In July 2011, Kahr Arms agreed to pay nearly $600,000 to end the case, and the settlement is the largest damages payment ever by a gun manufacturer charged with negligence leading to the criminal use of a gun. The settlement is also significant because it was made after enactment of the Protection of Lawful Commerce in Arms Act (“PLCAA”), a federal gun law that the gun industry contends shields it from most liability cases. By agreeing to the settlement, Kahr Arms averted a pending motion challenging the applicability and constitutionality of the PLCAA.

Kahr Arms had moved to dismiss the case, arguing that the PLCAA bars such cases. In response to Kahr Arm’s dismissal motion, Brady Center attorneys argued that the statute does not immunize gun companies, and is unconstitutional. Prior to enactment of the gun industry liability protection law, the court had ruled that the Guzman family’s claims were meritorious and should proceed to trial.

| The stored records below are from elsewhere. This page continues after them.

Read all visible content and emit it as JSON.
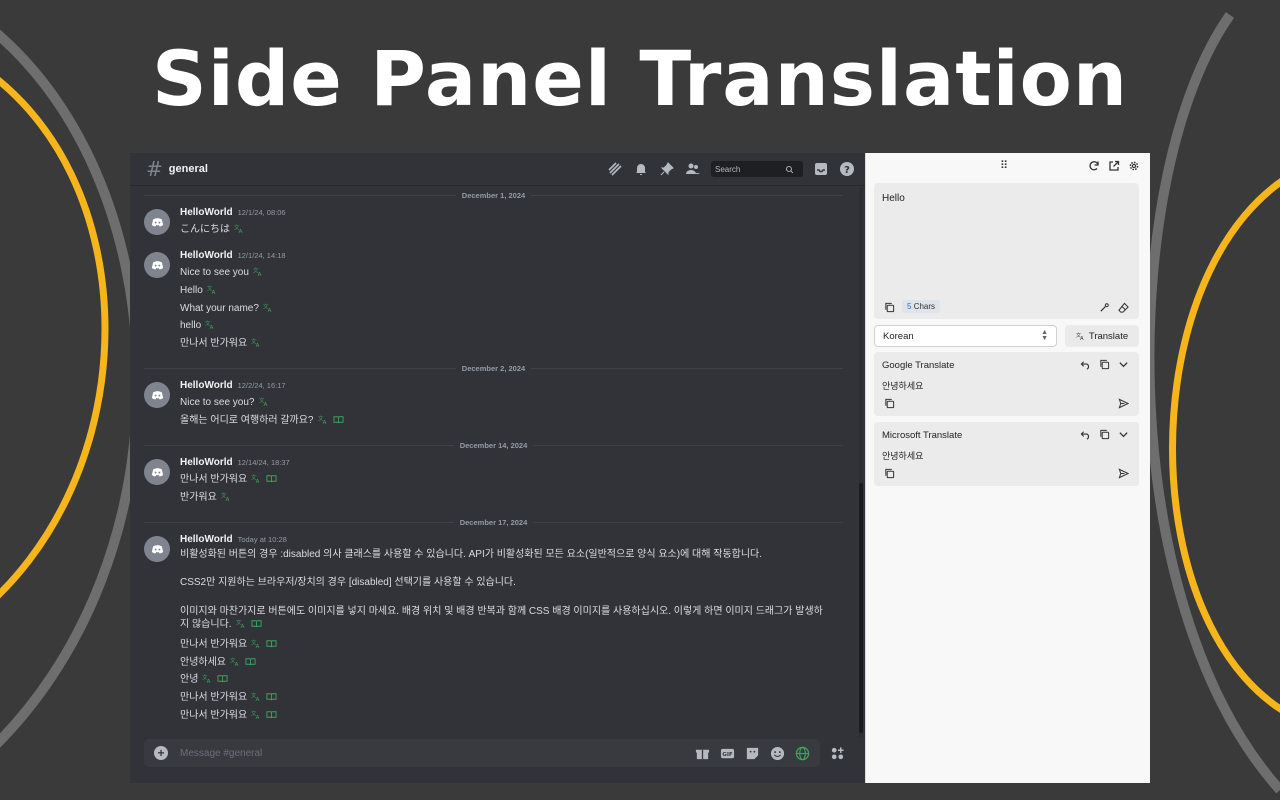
{
  "hero": {
    "title": "Side Panel Translation"
  },
  "colors": {
    "accent_ring": "#f5b51b",
    "gray_ring": "#6e6e6e",
    "background": "#3a3a3b",
    "discord_bg": "#313338",
    "translate_icon": "#3ba55c",
    "book_icon": "#3ba55c"
  },
  "discord": {
    "channel": "general",
    "search_placeholder": "Search",
    "header_icons": [
      "threads-icon",
      "bell-icon",
      "pin-icon",
      "members-icon",
      "inbox-icon",
      "help-icon"
    ],
    "composer_placeholder": "Message #general",
    "composer_icons": [
      "gift-icon",
      "gif-icon",
      "sticker-icon",
      "emoji-icon",
      "globe-icon"
    ],
    "dividers": [
      "December 1, 2024",
      "December 2, 2024",
      "December 14, 2024",
      "December 17, 2024"
    ],
    "messages": [
      {
        "author": "HelloWorld",
        "time": "12/1/24, 08:06",
        "lines": [
          "こんにちは"
        ]
      },
      {
        "author": "HelloWorld",
        "time": "12/1/24, 14:18",
        "lines": [
          "Nice to see you",
          "Hello",
          "What your name?",
          "hello",
          "만나서 반가워요"
        ]
      },
      {
        "author": "HelloWorld",
        "time": "12/2/24, 16:17",
        "lines": [
          "Nice to see you?",
          "올해는 어디로 여행하러 갈까요?"
        ]
      },
      {
        "author": "HelloWorld",
        "time": "12/14/24, 18:37",
        "lines": [
          "만나서 반가워요",
          "반가워요"
        ]
      },
      {
        "author": "HelloWorld",
        "time": "Today at 10:28",
        "lines": [
          "비활성화된 버튼의 경우 :disabled 의사 클래스를 사용할 수 있습니다. API가 비활성화된 모든 요소(일반적으로 양식 요소)에 대해 작동합니다.",
          "CSS2만 지원하는 브라우저/장치의 경우 [disabled] 선택기를 사용할 수 있습니다.",
          "이미지와 마찬가지로 버튼에도 이미지를 넣지 마세요. 배경 위치 및 배경 반복과 함께 CSS 배경 이미지를 사용하십시오. 이렇게 하면 이미지 드래그가 발생하지 않습니다.",
          "만나서 반가워요",
          "안녕하세요",
          "안녕",
          "만나서 반가워요",
          "만나서 반가워요"
        ]
      }
    ]
  },
  "panel": {
    "input_text": "Hello",
    "char_count": "5",
    "char_label": "Chars",
    "target_language": "Korean",
    "translate_label": "Translate",
    "results": [
      {
        "engine": "Google Translate",
        "text": "안녕하세요"
      },
      {
        "engine": "Microsoft Translate",
        "text": "안녕하세요"
      }
    ]
  }
}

The gun lobby should be ashamed as hell at the amount of guns that have fallen through the cracks. Will it make a difference to anyone that the gun industry has "lost" 8 times as many guns in 2 years time as the ATF lost in their failed Fast and Furious program? But will that be pointed out on Fox News?

Hey, nothing like weak gun laws to get guns to criminals! And a tame press to stop the outrage.

The Brady Report can be found here.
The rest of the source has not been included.